Can You Overdose On Vitamin D?

You are probably aware that our bodies convert sunshine into vitamin D. In fact, spending just 20 minutes in the sun with 40% of skin exposed is enough to prevent a deficiency. Vitamin D offers many benefits including immune health and mood regulation, and it helps fight against heart diseases, high blood pressure, stroke, and heart failure (via Healthline). A deficiency of the vitamin can lead to high blood pressure, diabetes, infections, immune system disorders, and multiple sclerosis, according to the Cleveland Clinic.  

Despite being able to derive vitamin D from sunshine, about 1 billion people worldwide have a deficiency, and 50% of the population has vitamin D insufficiency, per StatPearls. You may be taking vitamin D3 supplements to ensure you are getting enough, but there is such a thing as overdosing on it. In fact, doctors recently issued a warning about taking too much vitamin D in a report published in BMJ Case Reports.

Too much vitamin D can result in hypervitaminosis D

The report highlighted how doctors treated one man after he experienced several symptoms, including vomiting, nausea, diarrhea, dry mouth, abdominal pain, tinnitus, leg cramps, and weight loss for almost three months.
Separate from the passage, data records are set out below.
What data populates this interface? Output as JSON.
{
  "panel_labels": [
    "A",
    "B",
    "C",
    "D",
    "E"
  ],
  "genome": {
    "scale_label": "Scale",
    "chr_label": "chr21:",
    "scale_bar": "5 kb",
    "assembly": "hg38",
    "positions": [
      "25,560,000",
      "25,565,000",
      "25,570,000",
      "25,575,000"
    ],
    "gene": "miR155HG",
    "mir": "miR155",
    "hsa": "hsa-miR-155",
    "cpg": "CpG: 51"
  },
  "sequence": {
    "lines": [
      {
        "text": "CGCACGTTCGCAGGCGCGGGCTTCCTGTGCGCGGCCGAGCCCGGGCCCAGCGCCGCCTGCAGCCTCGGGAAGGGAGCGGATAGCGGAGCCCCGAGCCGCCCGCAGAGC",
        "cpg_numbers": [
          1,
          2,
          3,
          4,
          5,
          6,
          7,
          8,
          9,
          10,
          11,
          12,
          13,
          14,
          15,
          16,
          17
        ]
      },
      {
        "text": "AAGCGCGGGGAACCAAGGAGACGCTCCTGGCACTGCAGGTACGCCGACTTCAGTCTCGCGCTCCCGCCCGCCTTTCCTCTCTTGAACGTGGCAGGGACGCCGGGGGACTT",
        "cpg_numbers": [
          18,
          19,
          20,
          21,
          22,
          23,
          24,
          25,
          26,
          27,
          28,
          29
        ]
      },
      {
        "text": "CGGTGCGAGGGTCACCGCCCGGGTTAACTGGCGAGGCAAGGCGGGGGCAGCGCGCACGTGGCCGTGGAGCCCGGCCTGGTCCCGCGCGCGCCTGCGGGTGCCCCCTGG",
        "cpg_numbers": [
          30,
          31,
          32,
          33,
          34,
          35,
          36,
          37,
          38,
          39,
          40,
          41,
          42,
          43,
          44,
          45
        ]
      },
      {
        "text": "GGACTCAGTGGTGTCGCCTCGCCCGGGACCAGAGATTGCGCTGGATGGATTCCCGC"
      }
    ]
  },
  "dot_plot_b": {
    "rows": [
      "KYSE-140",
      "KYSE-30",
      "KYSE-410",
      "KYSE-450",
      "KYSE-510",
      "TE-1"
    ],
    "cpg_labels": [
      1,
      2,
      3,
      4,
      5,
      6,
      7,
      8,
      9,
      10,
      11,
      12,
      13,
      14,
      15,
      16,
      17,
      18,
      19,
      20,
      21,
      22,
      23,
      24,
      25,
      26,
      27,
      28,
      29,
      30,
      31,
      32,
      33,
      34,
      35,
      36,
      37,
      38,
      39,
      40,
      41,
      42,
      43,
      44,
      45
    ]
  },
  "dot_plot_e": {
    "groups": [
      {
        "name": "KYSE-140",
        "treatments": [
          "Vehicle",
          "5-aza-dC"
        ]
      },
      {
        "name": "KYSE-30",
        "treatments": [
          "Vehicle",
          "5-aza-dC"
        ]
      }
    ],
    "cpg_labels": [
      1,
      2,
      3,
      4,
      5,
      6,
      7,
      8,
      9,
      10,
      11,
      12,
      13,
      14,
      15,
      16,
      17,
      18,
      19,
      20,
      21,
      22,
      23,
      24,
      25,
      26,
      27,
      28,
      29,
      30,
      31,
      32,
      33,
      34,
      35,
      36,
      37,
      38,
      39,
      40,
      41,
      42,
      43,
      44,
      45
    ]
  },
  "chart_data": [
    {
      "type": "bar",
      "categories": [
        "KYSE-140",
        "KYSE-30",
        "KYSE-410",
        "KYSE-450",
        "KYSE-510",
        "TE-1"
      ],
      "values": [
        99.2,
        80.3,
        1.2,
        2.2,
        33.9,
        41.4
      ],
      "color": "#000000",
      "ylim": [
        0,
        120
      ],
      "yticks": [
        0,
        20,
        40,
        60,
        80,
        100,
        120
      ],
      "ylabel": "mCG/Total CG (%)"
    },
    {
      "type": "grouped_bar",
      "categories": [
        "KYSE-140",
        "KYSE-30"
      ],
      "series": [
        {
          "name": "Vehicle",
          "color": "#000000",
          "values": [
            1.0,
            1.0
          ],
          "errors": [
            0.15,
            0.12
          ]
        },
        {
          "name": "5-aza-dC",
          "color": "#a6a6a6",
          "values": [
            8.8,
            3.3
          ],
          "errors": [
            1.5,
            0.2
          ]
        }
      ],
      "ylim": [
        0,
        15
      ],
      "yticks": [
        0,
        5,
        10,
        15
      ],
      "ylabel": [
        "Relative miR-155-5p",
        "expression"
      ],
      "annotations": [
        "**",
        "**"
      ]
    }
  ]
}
He began to experience symptoms after starting to consume high doses of vitamin D (around 150,000 IU), along with other supplements. After performing a series of tests, doctors discovered that he had high levels of calcium. His levels of vitamin D were also seven times higher than they should have been, resulting in a variety of symptoms, including acute kidney injury

Overdosing on vitamin D can lead to hypervitaminosis D, and this condition is on the rise, although experts state that it is rare. Symptoms of the condition include fatigue, dehydration, vomiting, constipation, high blood pressure, abnormal heart rhythm, and weight loss. Long-term issues include kidney failure and hardening of the arteries, per MedicalNewsToday.

The recommended daily intake of vitamin D is 600 to 800 IU daily with an upper limit of 4,000 IU. You should always consult with your doctor before taking high doses of any vitamin (via Cleveland Clinic).